Sollen die Schweizer Atomkraftwerke ein festes Ablaufdatum erhalten? Geht es nach den Initianten der Atomausstiegs-Initiative, werden alle AKW nach 45 Betriebsjahren abgestellt.
Rund sechs Wochen vor der Abstimmung sieht eine Mehrheit der Stimmberechtigten das ebenso: 57 Prozent, welche an die Urne gehen wollen, befürworten die Initiative «Für den geordneten Ausstieg aus der Atomenergie». 36 Prozent sprechen sich dagegen aus und 7 Prozent sind noch unentschieden. Dies geht aus der ersten SRG-Umfrage des Forschungsinstituts gfs.bern hervor.
Wie entscheidet sich die Mitte?
Die Initiative, lanciert von den Grünen, findet mehrheitlich Zustimmung bei den links-grünen Wählern. Rechte Wähler lehnen sie mehrheitlich ab. An den beiden Polen des Parteienspektrums sind die Meinungen also gemacht. Dagegen sei das Stimmverhalten bei den Mitte-Wählern, namentlich bei den CVP-Anhängern, und bei den parteiungebundenen Wählern noch nicht eindeutig, sagt Claude Longchamp, Leiter des Instituts gfs.bern.
Die Mitte-Wähler und die Wähler ohne Parteipräferenz werden den Ausschlag geben. Je nachdem, auf welche Seite sie noch bis zum Abstimmungssonntag kippen.
CVP-Wähler votieren derzeit gegen die Abstimmungsparole ihrer Parteileitung, die ein Nein beschlossen hat. Allerdings sei die Meinungsbildung bei der CVP-Basis noch wenig fortgeschritten, erklärt Longchamp: «Die Chancen stehen gut, dass sich die Parteileitung bei ihrem eigenen Wahlvolk noch durchsetzt.»
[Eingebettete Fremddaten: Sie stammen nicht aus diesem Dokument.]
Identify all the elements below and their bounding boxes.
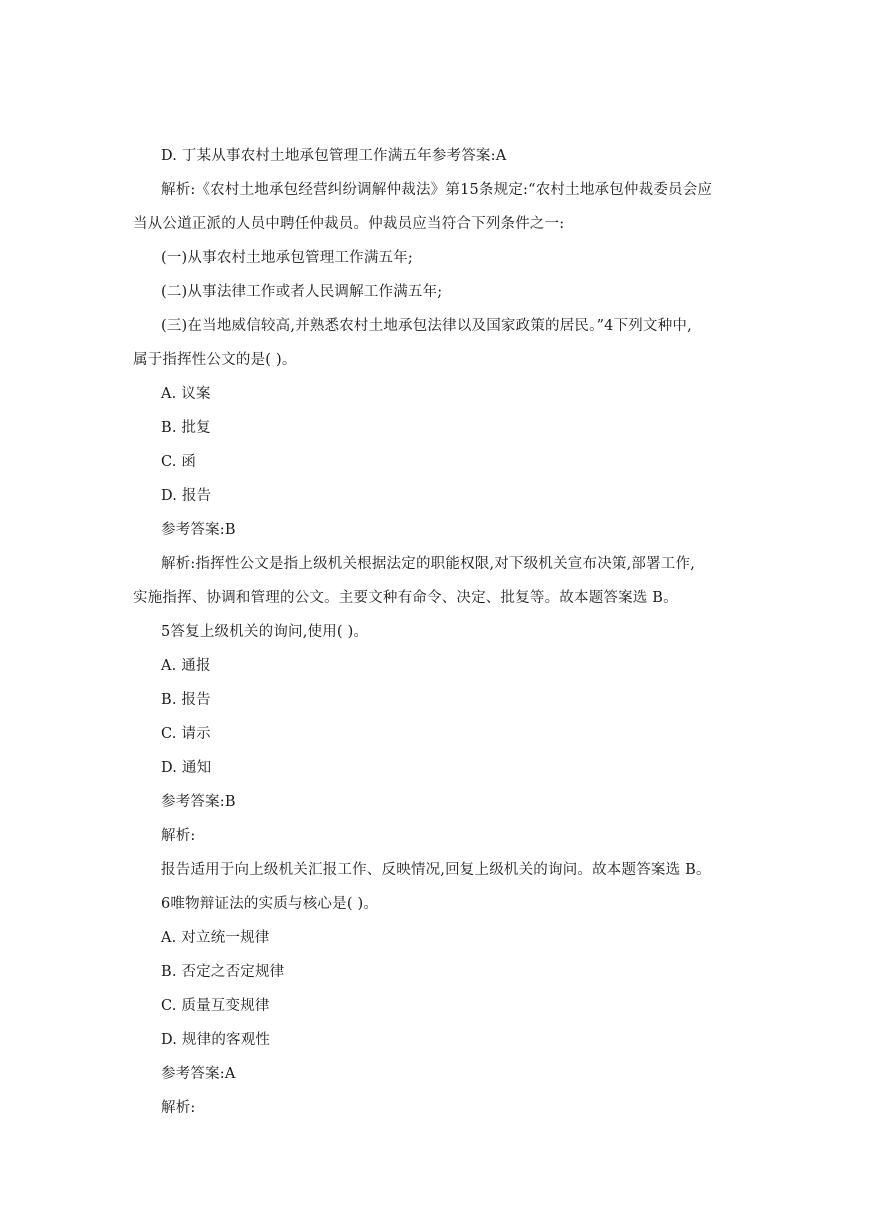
option-b: B. 批复 [161,420,211,436]
option-b: B. 报告 [161,692,211,708]
analysis-line: 解析:指挥性公文是指上级机关根据法定的职能权限,对下级机关宣布决策,部署工作, [161,556,696,572]
analysis-text: 报告适用于向上级机关汇报工作、反映情况,回复上级机关的询问。故本题答案选 B。 [161,862,711,878]
analysis-label: 解析: [161,828,196,844]
analysis-line: 解析:《农村土地承包经营纠纷调解仲裁法》第15条规定:“农村土地承包仲裁委员会应 [161,182,713,198]
reference-answer: 参考答案:A [161,1066,236,1082]
option-a: A. 通报 [161,658,211,674]
condition-1: (一)从事农村土地承包管理工作满五年; [161,250,413,266]
condition-3: (三)在当地威信较高,并熟悉农村土地承包法律以及国家政策的居民。”4下列文种中, [161,318,692,334]
question-5: 5答复上级机关的询问,使用( )。 [161,624,369,640]
option-d: D. 规律的客观性 [161,1032,271,1048]
option-d-line: D. 丁某从事农村土地承包管理工作满五年参考答案:A [161,148,507,164]
option-a: A. 对立统一规律 [161,930,270,946]
reference-answer: 参考答案:B [161,794,236,810]
option-d: D. 通知 [161,760,212,776]
analysis-continuation: 当从公道正派的人员中聘任仲裁员。仲裁员应当符合下列条件之一: [133,216,565,232]
analysis-continuation: 实施指挥、协调和管理的公文。主要文种有命令、决定、批复等。故本题答案选 B。 [133,590,678,606]
condition-2: (二)从事法律工作或者人民调解工作满五年; [161,284,443,300]
option-b: B. 否定之否定规律 [161,964,285,980]
option-c: C. 函 [161,454,197,470]
question-4-continuation: 属于指挥性公文的是( )。 [133,352,297,368]
question-6: 6唯物辩证法的实质与核心是( )。 [161,896,379,912]
option-d: D. 报告 [161,488,212,504]
option-c: C. 质量互变规律 [161,998,270,1014]
option-a: A. 议案 [161,386,211,402]
option-c: C. 请示 [161,726,211,742]
reference-answer: 参考答案:B [161,522,236,538]
analysis-label: 解析: [161,1100,196,1116]
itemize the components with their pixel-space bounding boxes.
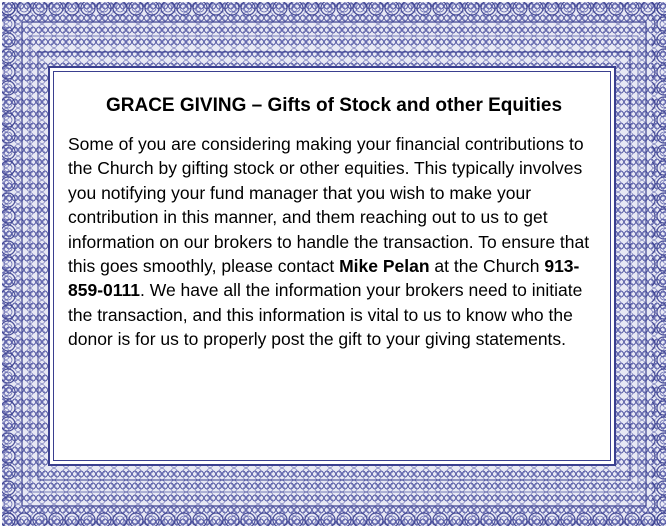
page-title: GRACE GIVING – Gifts of Stock and other Equities — [105, 95, 563, 116]
paragraph-text-2: at the Church — [429, 256, 545, 277]
body-paragraph — [68, 132, 608, 352]
paragraph-text-3: . We have all the information your brokers need to initiate the transaction, and this information is vital to us to know who the donor is for us to properly post the gift to your giving statements. — [68, 280, 583, 350]
contact-phone: 913-859-0111 — [68, 256, 580, 301]
contact-name: Mike Pelan — [339, 256, 430, 277]
paragraph-text-1: Some of you are considering making your financial contributions to the Church by gifting stock or other equities. This typically involves you notifying your fund manager that you wish to make your contribution in this manner, and them reaching out to us to get information on our brokers to handle the transaction. To ensure that this goes smoothly, please contact — [68, 134, 590, 277]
Frauen und Westschweizer für Ausstieg
Dürften nur Frauen abstimmen, wäre es eine klare Sache: Derzeit wollen 63 Prozent der Frauen ein Ja zum Atomausstieg in die Urne legen, lediglich 28 Prozent ein Nein. Von den Männern steht die Hälfte hinter der Initiative, 43 Prozent lehnen sie ab.
Mit Blick auf die Sprachregionen schwingen die Welschen oben aus: Satte 64 Prozent sagen Ja. In der italienisch- bzw. deutschsprachigen Schweiz sind es 57 und 55 Prozent. Allerdings ist der Stand der Meinungsbildung in der Westschweiz noch nicht weit fortgeschritten. Hier liegt das grösste Potenzial für einen Meinungswandel.
Angst-Argumente wirken
Wie gut überzeugen die Argumente der Befürworter und Gegner? Sowohl das Ja- als auch das Nein-Lager können mehrheitsfähige Botschaften vorweisen.
Das populärste Argument haben die Befürworter: 76 Prozent der Befragten sind der Meinung, dass es einen schrittweisen und geordneten Ausstieg aus der Kernenergie braucht. Hohe Zustimmung findet auch das Argument: «Mit jedem zusätzlichen Jahr Betrieb werden die Schweizer Atomkraftwerke noch älter und damit noch gefährlicher».
Aber auch die Nein-Seite kann mit einem Angst-Argument punkten. 54 Prozent der Stimmberechtigten mit Teilnahmeabsichten befürchten bei einem Ja «Engpässe in der Stromversorgung».
Claude Longchamp sieht die Sicherheitsfragen für die Initiative als entscheidend. In Zukunftsfragen wie dem AKW-Ausstieg sei es typisch, dass beide Seiten mit Angst-Szenarien arbeiten.
Auf die Frauen kommt es an
Wie stehen die Chancen der Atomausstiegs-Initiative? Longchamp ist zurückhaltend und hält das Rennen für offen: «Die Initiative ist mit einer Mehrheit gestartet, das ist bei einer linken Volksinitiative nicht ganz überraschend.»
Der Normalfall in der Meinungsbildung bei Initiativen ist allerdings, dass die Gegner während des Abstimmungskampfes aufholen. «Man sieht in gewissen Masse das Problem, teilt aber nicht die Lösung des Problems», so Longchamp.
Allerdings haben die Initianten noch nicht verloren. «Das wichtigste Ergebnis dieser Umfrage ist die Stimmabsicht der Frauen», hält Longchamp fest. Frauen befürworten in hohem Mass die Initiative und haben bereits jetzt eine stark gefestigte Meinung. «Schon jetzt ist klar, dass Frauen überdurchschnittlich für diese Initiative sein werden. Ihre Mobilisierung ist für die Initianten ganz entscheidend.»